Retail: Civic startup is working on a reusable KYC solution and blockchain wallet for storing personal identity information, fiat money, and crypto-assets that could be securely used cross-merchant. The company also offers age-verification technology for vending machines. EVRY and Infopulse together developed an SSI solution that can be leveraged by e-commerce companies instead of standard authentication apps and payment gateways. This 1-click-pay mobile payment solution, for instance, requires just 8 taps to complete a transaction versus 160+ taps that an average user now needs to make. A good example when the convenience does not come at a cost of personal data exposure.
Healthcare services: Seattle-based iRespond startup is building an SSI identification management system on Sovrin, aimed at securing access to patient records. Instead of creating new online identities for patients, healthcare institutions can request access to patient status and medical data, securely hashed into a 12-digit code and recorded on the blockchain.
Banking: Introduction of SSI can majorly streamline the KYC process for banks, reduce fraud levels and minimize the compliance costs. This year, five Canadian banks released a new blockchain-based user identification, allowing customers to prove who they are using the information they've already given to their financial institution. To improve customer service and risk management, EVRY in cooperation with Infopulse developed blockchain-based KYC banking system that makes a complete audit trail helping banks with regulatory compliance and reduction of data validation costs across the whole financial network.

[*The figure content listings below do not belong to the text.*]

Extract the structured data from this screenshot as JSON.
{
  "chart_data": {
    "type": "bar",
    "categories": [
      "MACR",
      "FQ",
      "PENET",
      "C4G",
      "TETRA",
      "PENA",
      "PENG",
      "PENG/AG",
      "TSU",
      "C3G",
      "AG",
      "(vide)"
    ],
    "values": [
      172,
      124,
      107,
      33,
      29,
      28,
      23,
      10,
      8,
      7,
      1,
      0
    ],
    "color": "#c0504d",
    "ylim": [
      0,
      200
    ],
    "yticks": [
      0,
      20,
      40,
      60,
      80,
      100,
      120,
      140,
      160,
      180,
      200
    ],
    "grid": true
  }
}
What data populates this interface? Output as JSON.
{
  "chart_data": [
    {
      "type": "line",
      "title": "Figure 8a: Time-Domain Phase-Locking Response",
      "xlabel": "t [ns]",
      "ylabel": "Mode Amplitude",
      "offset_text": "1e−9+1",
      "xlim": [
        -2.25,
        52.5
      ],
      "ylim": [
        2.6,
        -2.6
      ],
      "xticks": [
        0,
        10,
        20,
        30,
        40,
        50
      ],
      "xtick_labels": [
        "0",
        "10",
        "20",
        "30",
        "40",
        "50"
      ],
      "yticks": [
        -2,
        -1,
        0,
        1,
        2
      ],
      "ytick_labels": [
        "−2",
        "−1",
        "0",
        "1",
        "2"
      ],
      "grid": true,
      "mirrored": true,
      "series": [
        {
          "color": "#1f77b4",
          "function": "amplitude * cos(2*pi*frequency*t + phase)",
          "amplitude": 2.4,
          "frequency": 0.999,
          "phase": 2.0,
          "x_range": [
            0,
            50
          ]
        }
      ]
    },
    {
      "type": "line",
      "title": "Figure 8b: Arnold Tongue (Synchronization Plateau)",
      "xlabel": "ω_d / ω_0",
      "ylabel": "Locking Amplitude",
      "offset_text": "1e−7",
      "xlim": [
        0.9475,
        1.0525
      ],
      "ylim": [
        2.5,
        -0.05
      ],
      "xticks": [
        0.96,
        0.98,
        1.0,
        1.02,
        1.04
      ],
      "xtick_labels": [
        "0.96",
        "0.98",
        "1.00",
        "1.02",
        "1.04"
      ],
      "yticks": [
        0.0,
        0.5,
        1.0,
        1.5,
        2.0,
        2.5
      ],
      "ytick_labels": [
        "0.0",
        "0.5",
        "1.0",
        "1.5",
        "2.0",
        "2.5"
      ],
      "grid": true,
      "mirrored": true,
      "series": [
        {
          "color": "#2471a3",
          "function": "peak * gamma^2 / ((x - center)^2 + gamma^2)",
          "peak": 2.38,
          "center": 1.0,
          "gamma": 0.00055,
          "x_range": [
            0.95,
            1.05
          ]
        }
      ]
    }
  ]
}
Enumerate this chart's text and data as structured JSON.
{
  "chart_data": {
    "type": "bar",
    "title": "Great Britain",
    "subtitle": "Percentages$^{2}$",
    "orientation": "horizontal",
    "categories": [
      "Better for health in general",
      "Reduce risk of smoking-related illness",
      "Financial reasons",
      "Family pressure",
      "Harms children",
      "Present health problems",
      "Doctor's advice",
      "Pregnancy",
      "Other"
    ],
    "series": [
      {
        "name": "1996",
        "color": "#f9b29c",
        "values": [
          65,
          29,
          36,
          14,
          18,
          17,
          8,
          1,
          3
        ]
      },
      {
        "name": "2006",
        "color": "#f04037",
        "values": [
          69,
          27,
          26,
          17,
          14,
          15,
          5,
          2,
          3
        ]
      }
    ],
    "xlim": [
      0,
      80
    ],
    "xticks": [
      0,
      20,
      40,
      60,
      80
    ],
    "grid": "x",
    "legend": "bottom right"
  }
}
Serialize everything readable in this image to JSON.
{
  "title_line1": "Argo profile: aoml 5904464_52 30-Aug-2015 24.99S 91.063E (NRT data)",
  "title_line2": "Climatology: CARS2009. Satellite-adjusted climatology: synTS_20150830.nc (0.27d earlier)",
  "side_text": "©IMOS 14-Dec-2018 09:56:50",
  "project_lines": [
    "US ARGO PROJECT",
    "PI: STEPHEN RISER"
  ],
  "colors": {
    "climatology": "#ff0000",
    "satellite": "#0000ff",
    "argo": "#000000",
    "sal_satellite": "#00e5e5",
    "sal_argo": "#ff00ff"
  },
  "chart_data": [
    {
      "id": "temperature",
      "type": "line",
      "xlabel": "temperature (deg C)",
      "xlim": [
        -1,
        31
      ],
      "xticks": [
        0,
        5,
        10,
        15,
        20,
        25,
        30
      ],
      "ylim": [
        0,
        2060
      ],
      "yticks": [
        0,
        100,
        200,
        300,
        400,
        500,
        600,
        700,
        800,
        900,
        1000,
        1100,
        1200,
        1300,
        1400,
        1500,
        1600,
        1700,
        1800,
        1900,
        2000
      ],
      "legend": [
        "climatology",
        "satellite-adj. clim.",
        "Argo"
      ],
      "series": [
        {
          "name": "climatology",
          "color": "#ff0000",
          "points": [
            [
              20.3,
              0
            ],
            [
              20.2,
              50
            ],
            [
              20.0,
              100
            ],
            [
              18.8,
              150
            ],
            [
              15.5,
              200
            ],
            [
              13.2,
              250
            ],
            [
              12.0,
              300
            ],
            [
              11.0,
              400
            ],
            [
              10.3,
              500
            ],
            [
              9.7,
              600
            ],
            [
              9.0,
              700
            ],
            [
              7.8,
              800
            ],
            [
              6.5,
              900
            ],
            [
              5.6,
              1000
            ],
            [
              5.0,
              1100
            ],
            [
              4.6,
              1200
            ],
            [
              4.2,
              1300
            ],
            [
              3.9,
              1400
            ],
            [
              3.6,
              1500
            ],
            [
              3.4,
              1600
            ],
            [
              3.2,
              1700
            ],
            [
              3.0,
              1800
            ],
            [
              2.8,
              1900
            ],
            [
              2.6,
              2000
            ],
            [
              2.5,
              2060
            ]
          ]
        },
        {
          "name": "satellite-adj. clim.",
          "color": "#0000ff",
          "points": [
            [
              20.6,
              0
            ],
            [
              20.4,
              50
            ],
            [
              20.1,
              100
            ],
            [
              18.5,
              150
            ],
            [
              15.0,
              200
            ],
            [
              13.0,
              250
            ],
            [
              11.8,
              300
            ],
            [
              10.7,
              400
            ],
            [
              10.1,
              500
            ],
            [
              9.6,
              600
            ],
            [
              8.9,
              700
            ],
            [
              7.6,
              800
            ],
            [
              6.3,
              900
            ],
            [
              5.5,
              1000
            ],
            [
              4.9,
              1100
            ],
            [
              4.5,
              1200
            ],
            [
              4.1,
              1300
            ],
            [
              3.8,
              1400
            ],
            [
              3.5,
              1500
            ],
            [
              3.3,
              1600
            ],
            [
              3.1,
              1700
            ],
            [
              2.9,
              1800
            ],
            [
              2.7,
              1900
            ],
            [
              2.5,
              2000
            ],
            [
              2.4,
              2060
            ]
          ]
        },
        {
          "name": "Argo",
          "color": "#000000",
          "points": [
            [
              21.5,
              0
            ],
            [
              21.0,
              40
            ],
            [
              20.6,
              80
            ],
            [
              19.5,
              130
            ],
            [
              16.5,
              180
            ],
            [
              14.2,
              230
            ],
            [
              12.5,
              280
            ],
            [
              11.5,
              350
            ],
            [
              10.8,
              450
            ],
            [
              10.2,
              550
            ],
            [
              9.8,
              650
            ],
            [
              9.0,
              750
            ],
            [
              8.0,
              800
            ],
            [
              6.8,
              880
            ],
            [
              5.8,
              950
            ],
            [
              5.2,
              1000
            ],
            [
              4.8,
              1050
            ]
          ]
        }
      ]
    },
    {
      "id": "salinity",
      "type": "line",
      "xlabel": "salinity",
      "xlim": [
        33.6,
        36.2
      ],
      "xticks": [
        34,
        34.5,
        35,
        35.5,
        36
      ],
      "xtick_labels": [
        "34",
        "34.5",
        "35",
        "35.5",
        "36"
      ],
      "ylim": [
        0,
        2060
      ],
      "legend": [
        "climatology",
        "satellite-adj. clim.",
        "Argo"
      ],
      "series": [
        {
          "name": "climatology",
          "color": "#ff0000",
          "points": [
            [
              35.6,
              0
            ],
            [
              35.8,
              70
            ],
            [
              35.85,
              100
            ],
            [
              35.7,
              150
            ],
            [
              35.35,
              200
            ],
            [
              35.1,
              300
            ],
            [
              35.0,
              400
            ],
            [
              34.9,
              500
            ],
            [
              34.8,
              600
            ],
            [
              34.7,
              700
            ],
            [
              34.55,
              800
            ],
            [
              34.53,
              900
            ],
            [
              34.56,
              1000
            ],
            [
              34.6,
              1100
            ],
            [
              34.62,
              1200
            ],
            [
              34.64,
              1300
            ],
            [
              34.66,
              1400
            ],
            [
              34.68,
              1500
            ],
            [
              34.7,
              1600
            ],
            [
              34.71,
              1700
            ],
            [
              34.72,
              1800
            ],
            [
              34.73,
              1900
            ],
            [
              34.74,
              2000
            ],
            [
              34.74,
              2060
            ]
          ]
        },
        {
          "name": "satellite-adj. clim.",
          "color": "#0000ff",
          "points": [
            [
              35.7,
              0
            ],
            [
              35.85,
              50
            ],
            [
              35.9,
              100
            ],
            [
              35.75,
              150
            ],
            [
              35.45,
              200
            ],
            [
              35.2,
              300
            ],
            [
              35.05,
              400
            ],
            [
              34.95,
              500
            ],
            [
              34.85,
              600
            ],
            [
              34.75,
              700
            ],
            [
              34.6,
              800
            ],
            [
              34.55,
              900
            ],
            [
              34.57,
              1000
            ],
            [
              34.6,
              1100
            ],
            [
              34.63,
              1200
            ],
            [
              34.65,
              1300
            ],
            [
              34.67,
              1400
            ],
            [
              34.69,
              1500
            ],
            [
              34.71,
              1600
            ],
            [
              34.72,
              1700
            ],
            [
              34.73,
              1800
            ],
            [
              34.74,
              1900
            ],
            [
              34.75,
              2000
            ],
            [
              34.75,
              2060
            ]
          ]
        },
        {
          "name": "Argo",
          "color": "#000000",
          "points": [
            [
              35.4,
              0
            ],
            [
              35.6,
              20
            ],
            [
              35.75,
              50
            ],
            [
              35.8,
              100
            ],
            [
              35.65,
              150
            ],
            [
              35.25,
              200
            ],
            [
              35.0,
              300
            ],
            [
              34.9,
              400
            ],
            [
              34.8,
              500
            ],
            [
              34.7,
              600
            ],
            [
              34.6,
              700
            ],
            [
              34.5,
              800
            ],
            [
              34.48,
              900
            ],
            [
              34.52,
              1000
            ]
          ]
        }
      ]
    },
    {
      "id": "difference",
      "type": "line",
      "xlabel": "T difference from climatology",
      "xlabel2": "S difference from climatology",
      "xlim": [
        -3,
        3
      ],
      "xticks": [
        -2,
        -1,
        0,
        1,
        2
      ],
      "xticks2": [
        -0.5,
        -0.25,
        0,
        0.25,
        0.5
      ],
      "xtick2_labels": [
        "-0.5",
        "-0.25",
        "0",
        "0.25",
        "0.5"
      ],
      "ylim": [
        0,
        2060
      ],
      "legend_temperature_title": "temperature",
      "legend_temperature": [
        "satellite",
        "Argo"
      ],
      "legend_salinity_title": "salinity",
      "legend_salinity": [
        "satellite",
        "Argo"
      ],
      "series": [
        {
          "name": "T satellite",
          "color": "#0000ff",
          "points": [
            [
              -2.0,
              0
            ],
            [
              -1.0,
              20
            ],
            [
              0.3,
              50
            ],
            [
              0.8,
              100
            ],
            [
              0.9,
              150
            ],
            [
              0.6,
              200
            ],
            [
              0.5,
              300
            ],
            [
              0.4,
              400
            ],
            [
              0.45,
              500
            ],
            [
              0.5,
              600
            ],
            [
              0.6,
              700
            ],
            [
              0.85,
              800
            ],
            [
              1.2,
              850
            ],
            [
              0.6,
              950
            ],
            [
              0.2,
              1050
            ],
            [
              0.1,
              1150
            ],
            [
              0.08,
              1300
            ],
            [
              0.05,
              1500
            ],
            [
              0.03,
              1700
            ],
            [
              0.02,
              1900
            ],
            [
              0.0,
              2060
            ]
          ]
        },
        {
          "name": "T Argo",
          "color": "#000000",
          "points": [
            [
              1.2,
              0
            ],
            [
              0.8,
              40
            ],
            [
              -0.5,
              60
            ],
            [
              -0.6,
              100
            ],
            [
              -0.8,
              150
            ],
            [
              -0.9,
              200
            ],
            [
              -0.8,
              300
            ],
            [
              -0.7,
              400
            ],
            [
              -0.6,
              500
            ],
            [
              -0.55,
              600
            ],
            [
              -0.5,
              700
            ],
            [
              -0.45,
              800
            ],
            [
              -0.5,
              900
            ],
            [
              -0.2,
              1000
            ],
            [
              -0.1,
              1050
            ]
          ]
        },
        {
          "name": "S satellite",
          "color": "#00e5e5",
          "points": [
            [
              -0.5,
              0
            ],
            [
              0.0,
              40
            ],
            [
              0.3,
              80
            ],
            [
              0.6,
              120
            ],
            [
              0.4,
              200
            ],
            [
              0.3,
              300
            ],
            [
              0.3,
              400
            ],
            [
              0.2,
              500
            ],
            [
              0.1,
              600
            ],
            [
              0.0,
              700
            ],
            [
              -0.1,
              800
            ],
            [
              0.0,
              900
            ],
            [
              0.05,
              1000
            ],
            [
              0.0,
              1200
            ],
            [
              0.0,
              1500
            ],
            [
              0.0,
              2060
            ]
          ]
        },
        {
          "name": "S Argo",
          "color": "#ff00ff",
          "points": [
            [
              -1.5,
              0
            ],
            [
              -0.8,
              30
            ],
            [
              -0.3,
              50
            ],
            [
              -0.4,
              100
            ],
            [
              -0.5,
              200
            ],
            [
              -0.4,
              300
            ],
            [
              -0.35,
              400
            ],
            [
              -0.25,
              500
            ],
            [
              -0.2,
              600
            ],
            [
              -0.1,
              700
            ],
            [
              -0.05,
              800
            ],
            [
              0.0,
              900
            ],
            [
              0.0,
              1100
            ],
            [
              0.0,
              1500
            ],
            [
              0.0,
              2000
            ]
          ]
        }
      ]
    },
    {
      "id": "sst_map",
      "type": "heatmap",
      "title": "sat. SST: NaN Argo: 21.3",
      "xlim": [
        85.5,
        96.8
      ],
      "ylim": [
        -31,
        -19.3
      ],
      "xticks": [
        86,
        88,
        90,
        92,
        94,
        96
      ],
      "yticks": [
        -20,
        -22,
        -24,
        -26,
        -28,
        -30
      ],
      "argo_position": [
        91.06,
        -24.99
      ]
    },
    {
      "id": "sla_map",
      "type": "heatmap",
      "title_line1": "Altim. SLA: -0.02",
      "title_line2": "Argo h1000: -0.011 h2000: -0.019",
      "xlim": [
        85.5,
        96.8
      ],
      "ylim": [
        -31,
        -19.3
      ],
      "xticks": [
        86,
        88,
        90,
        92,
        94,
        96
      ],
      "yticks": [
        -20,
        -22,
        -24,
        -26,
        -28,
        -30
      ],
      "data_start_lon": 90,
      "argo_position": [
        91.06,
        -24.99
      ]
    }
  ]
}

To conclude, self-sovereign systems enable businesses to securely validate who they are dealing with and eliminate the need for any 3rd-party KYC providers. Instead, a decentralized, neutral blockchain ledger can perform the role of the verifier. Personally identifiable information will remain in the hands of users, reducing the compliance, cybersecurity and data management costs. As a result, we could enter the new age of scalable, flexible and private interactions online, performed with the user's consent.